27 children with PE: 16 in study group (mean age=10.07 yrs, SD=1.149) and 11 in waiting-list group (mean age = 10.51 yrs, SD=1.766) with same profiles of cognitive impairment participated. Study group received individual supervised rehabilitation twice a week during 6 weeks with FORAMENRehab software (Sarajuuri et al, 2000; adapted for children by authors), while waiting-list group received no training. Intervention effect for study group and control performance for waiting-list group was evaluated comparing baseline tasks after 6-week-period. Results were analyzed with Mann-Whitney U test.
Significant improvement was seen for study group after intervention. In complex attention tasks they gave more correct responses (p<0.05), had less omission errors (p<0.05) and total mistakes (p<0.01). In tracking task they had more correct answers (p<0.01) and less total mistakes (p<0.01). In visual organization and visual attention tasks they performed more correctly (p<0.05, p<0.01 respectively) and attended faster to stimuli (p<0.01). In visuospatial perception they had more correct solutions (p <0.05) and trend for less wrong moves (p=0.0507). No improvement was seen in focused and sustained attention and visual recognition. Waiting-list group only performed better in visuospatial perception task (p<0.05).

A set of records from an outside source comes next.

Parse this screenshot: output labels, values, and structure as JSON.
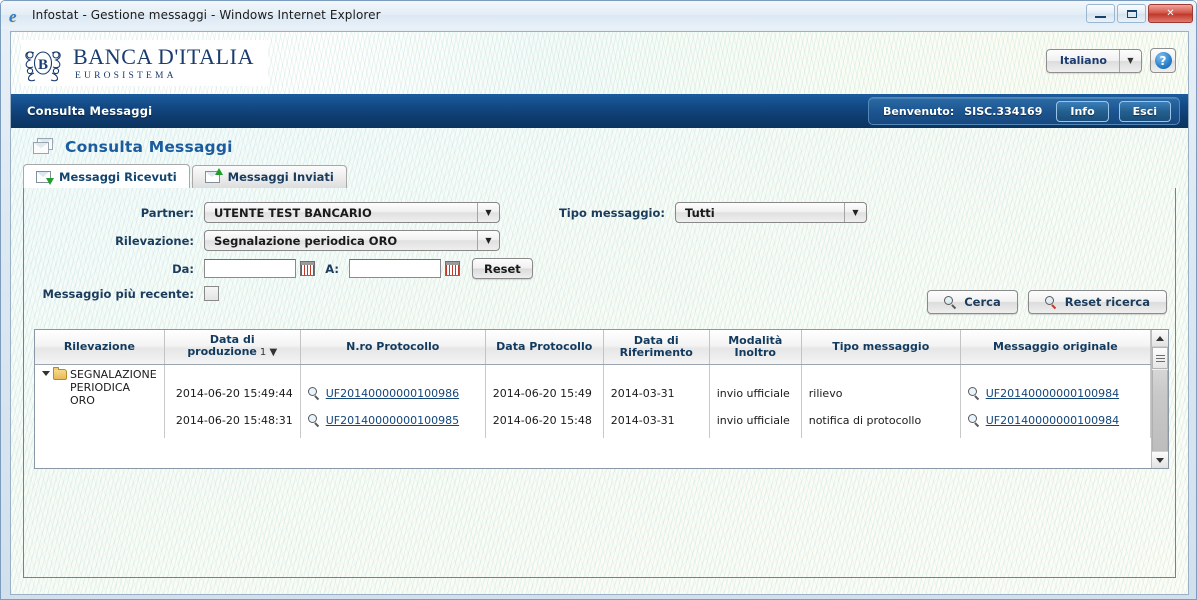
{
  "window": {
    "title": "Infostat - Gestione messaggi - Windows Internet Explorer",
    "app_icon": "internet-explorer-icon",
    "minimize_label": "",
    "maximize_label": "",
    "close_label": "✕"
  },
  "brand": {
    "name": "BANCA D'ITALIA",
    "subtitle": "EUROSISTEMA",
    "logo_icon": "banca-ditalia-crest-icon"
  },
  "header": {
    "language": "Italiano",
    "language_caret": "▼",
    "help_glyph": "?"
  },
  "navbar": {
    "title": "Consulta Messaggi",
    "welcome_label": "Benvenuto:",
    "username": "SISC.334169",
    "info_button": "Info",
    "exit_button": "Esci"
  },
  "page": {
    "title": "Consulta Messaggi",
    "title_icon": "messages-icon"
  },
  "tabs": [
    {
      "label": "Messaggi Ricevuti",
      "icon": "inbox-envelope-icon",
      "active": true
    },
    {
      "label": "Messaggi Inviati",
      "icon": "outbox-envelope-icon",
      "active": false
    }
  ],
  "form": {
    "partner_label": "Partner:",
    "partner_value": "UTENTE TEST BANCARIO",
    "rilevazione_label": "Rilevazione:",
    "rilevazione_value": "Segnalazione periodica ORO",
    "tipo_messaggio_label": "Tipo messaggio:",
    "tipo_messaggio_value": "Tutti",
    "da_label": "Da:",
    "da_value": "",
    "a_label": "A:",
    "a_value": "",
    "reset_button": "Reset",
    "recente_label": "Messaggio più recente:",
    "recente_checked": false,
    "caret": "▼",
    "calendar_icon": "calendar-icon"
  },
  "actions": {
    "search_button": "Cerca",
    "search_icon": "magnifier-icon",
    "reset_search_button": "Reset ricerca",
    "reset_search_icon": "magnifier-minus-icon"
  },
  "table": {
    "columns": [
      {
        "label": "Rilevazione",
        "sort": ""
      },
      {
        "label": "Data di produzione",
        "sort": "1 ▼"
      },
      {
        "label": "N.ro Protocollo",
        "sort": ""
      },
      {
        "label": "Data Protocollo",
        "sort": ""
      },
      {
        "label": "Data di Riferimento",
        "sort": ""
      },
      {
        "label": "Modalità Inoltro",
        "sort": ""
      },
      {
        "label": "Tipo messaggio",
        "sort": ""
      },
      {
        "label": "Messaggio originale",
        "sort": ""
      }
    ],
    "group": {
      "label": "SEGNALAZIONE PERIODICA ORO",
      "expanded": true,
      "expander_glyph": "▼",
      "folder_icon": "folder-open-icon"
    },
    "rows": [
      {
        "data_produzione": "2014-06-20 15:49:44",
        "protocollo": "UF20140000000100986",
        "data_protocollo": "2014-06-20 15:49",
        "data_riferimento": "2014-03-31",
        "modalita_inoltro": "invio ufficiale",
        "tipo_messaggio": "rilievo",
        "messaggio_originale": "UF20140000000100984"
      },
      {
        "data_produzione": "2014-06-20 15:48:31",
        "protocollo": "UF20140000000100985",
        "data_protocollo": "2014-06-20 15:48",
        "data_riferimento": "2014-03-31",
        "modalita_inoltro": "invio ufficiale",
        "tipo_messaggio": "notifica di protocollo",
        "messaggio_originale": "UF20140000000100984"
      }
    ],
    "scrollbar": {
      "up_arrow": "▲",
      "down_arrow": "▼"
    }
  },
  "colors": {
    "brand_blue": "#1b3c6e",
    "nav_blue": "#134a85",
    "link_blue": "#14467a",
    "header_text": "#123a5e",
    "accent_green": "#1f9e2e",
    "close_red": "#c0392b"
  }
}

Neurorehabilitation with FORAMENRehab is effective for children with PE. Children significantly improved in two more complicated attention components: complex and tracking; and in three main visuospatial components: visual organization, attention and perception. Modern computer-assisted neurocognitive intervention could improve the fundamentals of learning in children with cognitive impairment.